An Overview of Some Kent Spiritualities

 St Anselm (b. 1033), Archbishop of Canterbury (1093-1109)

St Anselm (b. 1033), Archbishop of Canterbury (1093-1109)

Each of our neighbours, in any place of worship, will have taken a wandering past pathway of conversion in their lives. They may be quite selective about which moments or incidents from that past they want to discuss openly with a new friend. Nevertheless, if they want to make the most of God’s loving hand, active within their self-understanding, they will need to ask, ‘”Where have I come from?” even while wanting to consider, “Who am I?” and “Where is life leading?” Spirituality is the name we give to whatever blend of sharing, prayer, listening and meditative reflection we try out, in order to reach that fuller self-awareness.
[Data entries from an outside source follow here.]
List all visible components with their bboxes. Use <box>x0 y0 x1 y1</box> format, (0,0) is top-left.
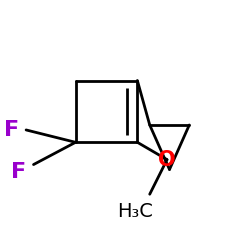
Text: O: O <box>158 150 176 170</box>
Text: H₃C: H₃C <box>117 202 153 221</box>
Text: F: F <box>4 120 19 140</box>
Text: F: F <box>11 162 26 182</box>
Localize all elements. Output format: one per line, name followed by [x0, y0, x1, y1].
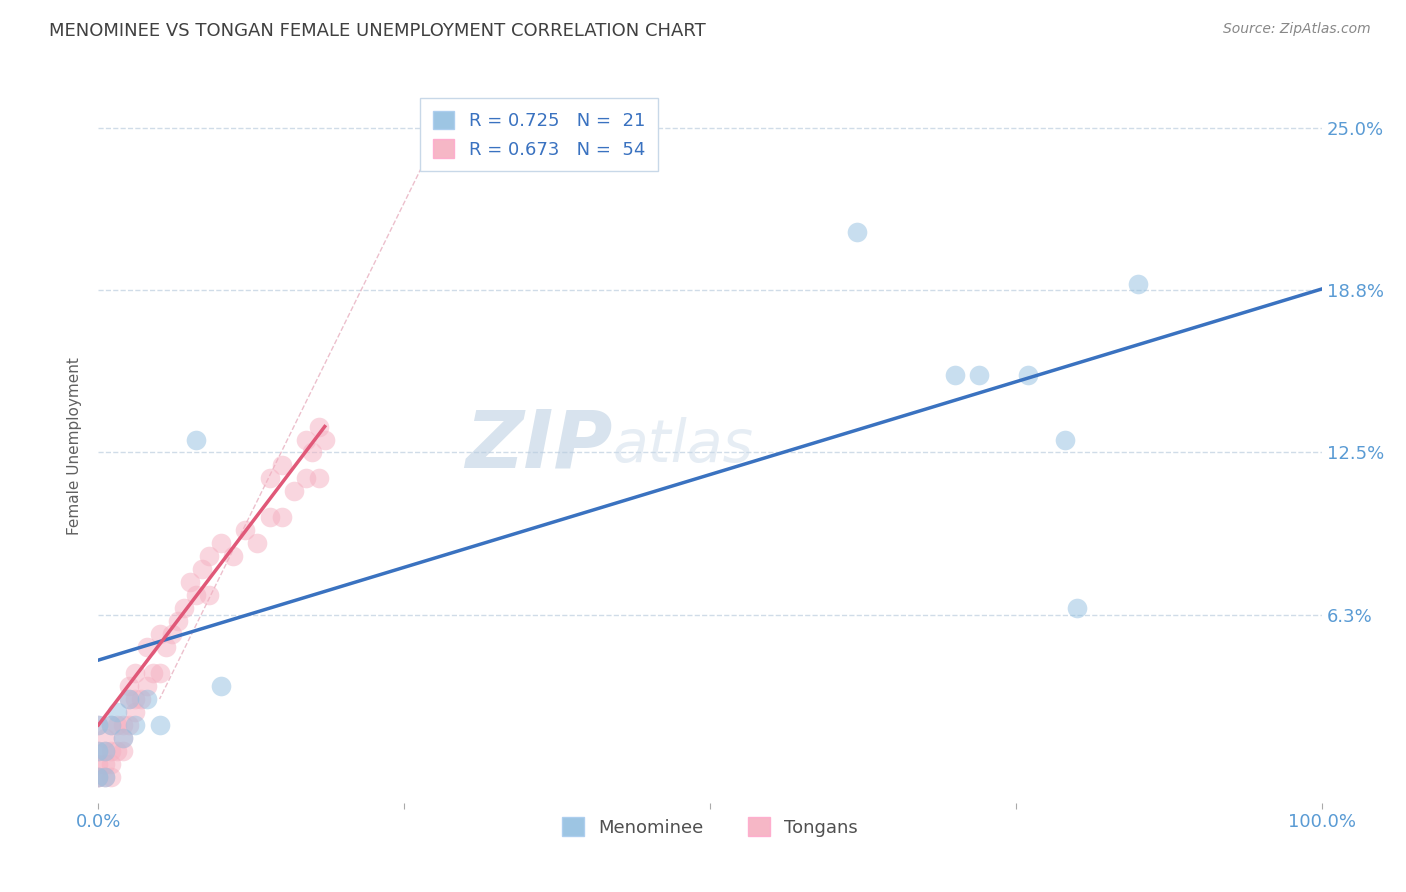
Point: [105, 705, 128, 719]
Point: [111, 744, 134, 758]
Point: [246, 536, 269, 550]
Text: MENOMINEE VS TONGAN FEMALE UNEMPLOYMENT CORRELATION CHART: MENOMINEE VS TONGAN FEMALE UNEMPLOYMENT …: [49, 22, 706, 40]
Point: [87, 756, 110, 771]
Point: [295, 433, 318, 447]
Point: [1017, 368, 1039, 382]
Point: [149, 666, 172, 681]
Point: [136, 692, 159, 706]
Point: [270, 510, 294, 524]
Point: [93, 744, 115, 758]
Point: [142, 666, 165, 681]
Point: [100, 718, 122, 732]
Point: [111, 731, 134, 745]
Point: [100, 718, 122, 732]
Point: [87, 718, 110, 732]
Point: [845, 225, 868, 239]
Point: [179, 575, 201, 590]
Point: [186, 433, 208, 447]
Point: [301, 445, 323, 459]
Point: [209, 679, 232, 693]
Point: [314, 433, 336, 447]
Point: [283, 484, 305, 499]
Point: [118, 679, 141, 693]
Point: [308, 471, 330, 485]
Point: [118, 692, 141, 706]
Point: [105, 744, 128, 758]
Point: [197, 549, 219, 564]
Point: [295, 471, 318, 485]
Text: ZIP: ZIP: [465, 407, 612, 485]
Point: [136, 640, 159, 654]
Point: [87, 770, 110, 784]
Point: [100, 770, 122, 784]
Point: [93, 770, 115, 784]
Text: Source: ZipAtlas.com: Source: ZipAtlas.com: [1223, 22, 1371, 37]
Point: [1066, 601, 1088, 615]
Point: [118, 718, 141, 732]
Point: [967, 368, 990, 382]
Point: [197, 588, 219, 602]
Legend: Menominee, Tongans: Menominee, Tongans: [554, 810, 866, 844]
Point: [87, 770, 110, 784]
Point: [222, 549, 245, 564]
Point: [124, 666, 146, 681]
Point: [149, 627, 172, 641]
Point: [186, 588, 208, 602]
Point: [259, 510, 281, 524]
Point: [87, 770, 110, 784]
Point: [149, 718, 172, 732]
Point: [100, 756, 122, 771]
Point: [160, 627, 183, 641]
Point: [136, 679, 159, 693]
Point: [124, 692, 146, 706]
Point: [87, 744, 110, 758]
Point: [209, 536, 232, 550]
Point: [93, 756, 115, 771]
Point: [111, 718, 134, 732]
Point: [259, 471, 281, 485]
Point: [129, 692, 152, 706]
Y-axis label: Female Unemployment: Female Unemployment: [67, 357, 83, 535]
Point: [155, 640, 177, 654]
Point: [308, 419, 330, 434]
Point: [105, 718, 128, 732]
Point: [124, 718, 146, 732]
Point: [118, 692, 141, 706]
Point: [270, 458, 294, 473]
Point: [1128, 277, 1150, 291]
Point: [93, 770, 115, 784]
Text: atlas: atlas: [612, 417, 754, 475]
Point: [943, 368, 966, 382]
Point: [124, 705, 146, 719]
Point: [87, 744, 110, 758]
Point: [87, 718, 110, 732]
Point: [1053, 433, 1076, 447]
Point: [111, 731, 134, 745]
Point: [191, 562, 214, 576]
Point: [100, 744, 122, 758]
Point: [93, 731, 115, 745]
Point: [233, 524, 256, 538]
Point: [173, 601, 195, 615]
Point: [167, 614, 190, 628]
Point: [93, 744, 115, 758]
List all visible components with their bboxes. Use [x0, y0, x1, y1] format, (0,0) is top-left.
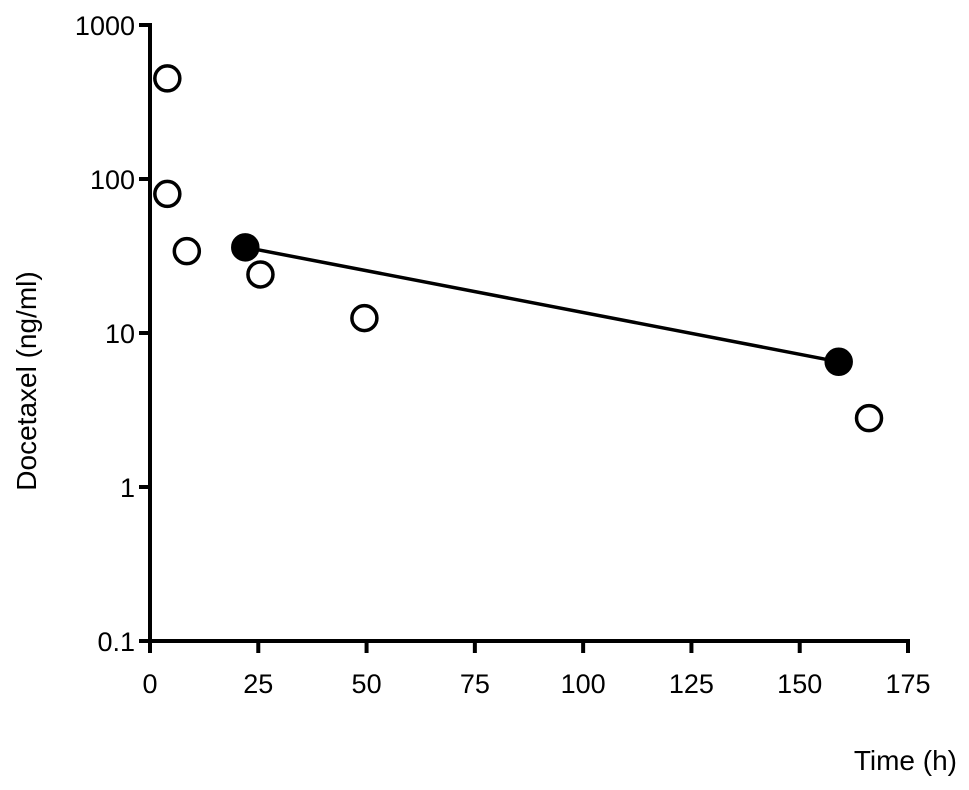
x-tick-label: 0 — [142, 669, 157, 699]
open-data-point — [172, 236, 202, 266]
open-data-point — [153, 179, 182, 209]
filled-data-point — [231, 233, 260, 262]
y-axis-title: Docetaxel (ng/ml) — [11, 271, 42, 490]
x-tick-label: 175 — [885, 669, 930, 699]
series — [153, 64, 884, 433]
x-tick-label: 25 — [243, 669, 273, 699]
x-axis-title: Time (h) — [854, 745, 957, 776]
y-tick-label: 1 — [120, 473, 135, 503]
open-data-point — [350, 303, 379, 333]
series-line — [244, 245, 840, 364]
x-tick-label: 75 — [460, 669, 490, 699]
y-tick-label: 100 — [90, 165, 135, 195]
x-tick-label: 125 — [669, 669, 714, 699]
y-tick-label: 0.1 — [97, 627, 135, 657]
axes — [148, 23, 910, 643]
x-tick-label: 150 — [777, 669, 822, 699]
filled-data-point — [824, 347, 853, 377]
open-data-point — [854, 403, 884, 433]
ticks: 1000 100 10 1 0.10 25 50 75 100 125 150 175 — [75, 11, 931, 699]
x-tick-label: 100 — [561, 669, 606, 699]
open-data-point — [246, 260, 275, 289]
y-tick-label: 1000 — [75, 11, 135, 41]
open-data-point — [153, 64, 182, 93]
y-tick-label: 10 — [105, 319, 135, 349]
x-tick-label: 50 — [352, 669, 382, 699]
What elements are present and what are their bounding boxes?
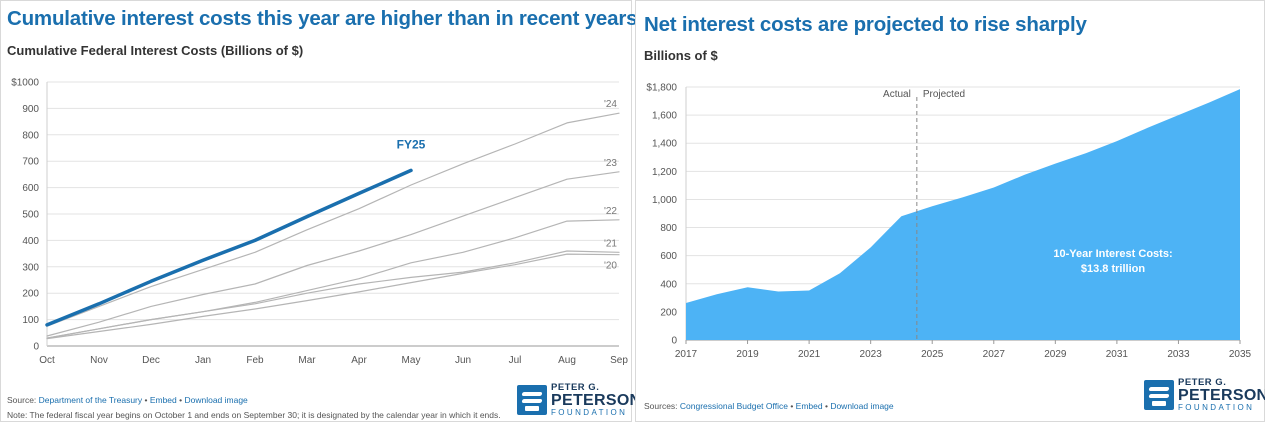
left-embed-link[interactable]: Embed [149,395,177,405]
y-tick-label: 500 [22,210,39,221]
x-tick-label: 2019 [736,349,759,360]
left-line-chart: 0 100 200 300 400 500 600 700 800 900 $1000 Oct Nov D… [11,78,628,367]
y-tick-label: $1,800 [646,83,677,94]
series-label-fy22: '22 [604,206,617,217]
annotation-line-1: 10-Year Interest Costs: [1053,248,1172,260]
x-tick-label: Sep [610,355,628,366]
x-tick-label: Nov [90,355,108,366]
x-tick-label: May [402,355,421,366]
series-line-fy23 [46,171,620,337]
left-chart-panel: Cumulative interest costs this year are … [0,0,641,422]
x-tick-label: Jun [455,355,471,366]
x-tick-label: Jan [195,355,211,366]
right-sep-2: • [822,401,831,411]
x-tick-label: Jul [509,355,522,366]
y-tick-label: 1,600 [652,111,677,122]
left-foundation-logo[interactable]: PETER G. PETERSON FOUNDATION [517,383,641,417]
y-tick-label: 900 [22,104,39,115]
torch-logo-icon [1144,379,1174,410]
interest-cost-area [686,89,1240,340]
series-line-fy21 [46,250,620,339]
left-source-link[interactable]: Department of the Treasury [38,395,143,405]
x-tick-label: 2029 [1044,349,1067,360]
right-embed-link[interactable]: Embed [795,401,823,411]
y-tick-label: 1,200 [652,167,677,178]
left-source-line: Source: Department of the Treasury • Emb… [7,395,248,405]
x-tick-label: Mar [298,355,316,366]
x-tick-label: 2023 [860,349,883,360]
y-tick-label: 1,400 [652,139,677,150]
series-line-FY25 [45,168,413,327]
torch-logo-icon [517,384,547,415]
x-tick-label: 2033 [1167,349,1190,360]
right-chart-subtitle: Billions of $ [644,48,718,63]
left-sep-1: • [142,395,150,405]
logo-line-3: FOUNDATION [1178,402,1255,412]
x-tick-label: Aug [558,355,576,366]
actual-label: Actual [883,89,911,100]
right-download-link[interactable]: Download image [830,401,894,411]
y-tick-label: 0 [671,336,677,347]
x-tick-label: 2035 [1229,349,1252,360]
right-source-link[interactable]: Congressional Budget Office [679,401,788,411]
y-tick-label: 600 [22,183,39,194]
y-tick-label: 400 [660,279,677,290]
right-source-prefix: Sources: [644,401,680,411]
series-label-fy21: '21 [604,238,617,249]
left-chart-note: Note: The federal fiscal year begins on … [7,410,501,420]
y-tick-label: 400 [22,236,39,247]
logo-line-1: PETER G. [1178,377,1227,388]
x-tick-label: 2027 [983,349,1006,360]
y-tick-label: 300 [22,262,39,273]
series-label-fy20: '20 [604,261,617,272]
series-label-fy23: '23 [604,158,617,169]
y-tick-label: 200 [660,307,677,318]
logo-line-2: PETERSON [551,391,642,409]
x-tick-label: Apr [351,355,367,366]
x-tick-label: Dec [142,355,160,366]
y-tick-label: $1000 [11,78,39,89]
x-tick-label: 2021 [798,349,821,360]
right-sep-1: • [787,401,796,411]
left-download-link[interactable]: Download image [184,395,248,405]
y-tick-label: 200 [22,289,39,300]
x-tick-label: Feb [246,355,264,366]
x-tick-label: 2017 [675,349,698,360]
right-chart-panel: Net interest costs are projected to rise… [635,0,1265,422]
right-chart-title: Net interest costs are projected to rise… [644,13,1087,36]
series-label-fy24: '24 [604,99,617,110]
left-source-prefix: Source: [7,395,39,405]
x-tick-label: Oct [39,355,55,366]
left-chart-title: Cumulative interest costs this year are … [7,7,638,30]
right-area-chart: 0 200 400 600 800 1,000 1,200 1,400 1,600 $1,800 2… [646,83,1252,361]
series-line-fy22 [46,219,620,339]
logo-line-1: PETER G. [551,382,600,393]
x-tick-label: 2031 [1106,349,1129,360]
y-tick-label: 700 [22,157,39,168]
right-source-line: Sources: Congressional Budget Office • E… [644,401,894,411]
y-tick-label: 1,000 [652,195,677,206]
y-tick-label: 600 [660,251,677,262]
y-tick-label: 0 [33,342,39,353]
y-tick-label: 100 [22,315,39,326]
y-tick-label: 800 [660,223,677,234]
series-label-FY25: FY25 [397,137,426,151]
series-line-fy20 [46,253,620,340]
y-tick-label: 800 [22,130,39,141]
projected-label: Projected [923,89,965,100]
series-line-fy24 [46,112,620,327]
x-tick-label: 2025 [921,349,944,360]
logo-line-2: PETERSON [1178,386,1265,404]
right-foundation-logo[interactable]: PETER G. PETERSON FOUNDATION [1144,378,1265,412]
logo-line-3: FOUNDATION [551,407,628,417]
annotation-line-2: $13.8 trillion [1081,263,1145,275]
left-chart-subtitle: Cumulative Federal Interest Costs (Billi… [7,43,304,58]
left-sep-2: • [176,395,185,405]
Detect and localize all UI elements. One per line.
Even long-term residents of Kent can have an impression of this as an area that has been passed by, in the spread of lively Catholic understanding. It can feel like an area of casual visitors, dropping in for the Oyster Festival or a Castle’s attractive flower garden. Yet this is far from the real story of Catholic Kent. Brave hearts and minds have been wrestling with difficult theological truths and spiritual experience here for two thousand years. Names who deserve to be remembered include the Benedictines Augustine of Canterbury and St. Anselm (both Italians), Archbishops such as friar John Peckham and the scholar Stephen Langton, the Franciscan Adam Marsh and day visitor Wolfgang Mozart, through to modern Jesuit theologians Teilhard de Chardin and Henri de Lubac. There are also Catholics who have taught at the University of Kent, or converts such as the novelist Muriel Spark, living alongside the Carmelites, who deserve our attention.

Spirituality has developed in a number of distinctive directions over two thousand years, and familiarity with some of its versions can broaden our self-understanding and stimulate our religious creativity as members of local communities. In our own period, the Church has taken up the challenge of articulating a sensitive dialogue with secular society about the search for meaning and the gifts of God. It will help us to become participants in this dialogue if we learn more of the language of mission and grace which has flourished, even in small ways, amongst our Kent neighbours. The PDF available for downloading with this article gives a more thorough insight into those who have contributed to this language. More names may come to mind, about whom further reflections could be offered in the future.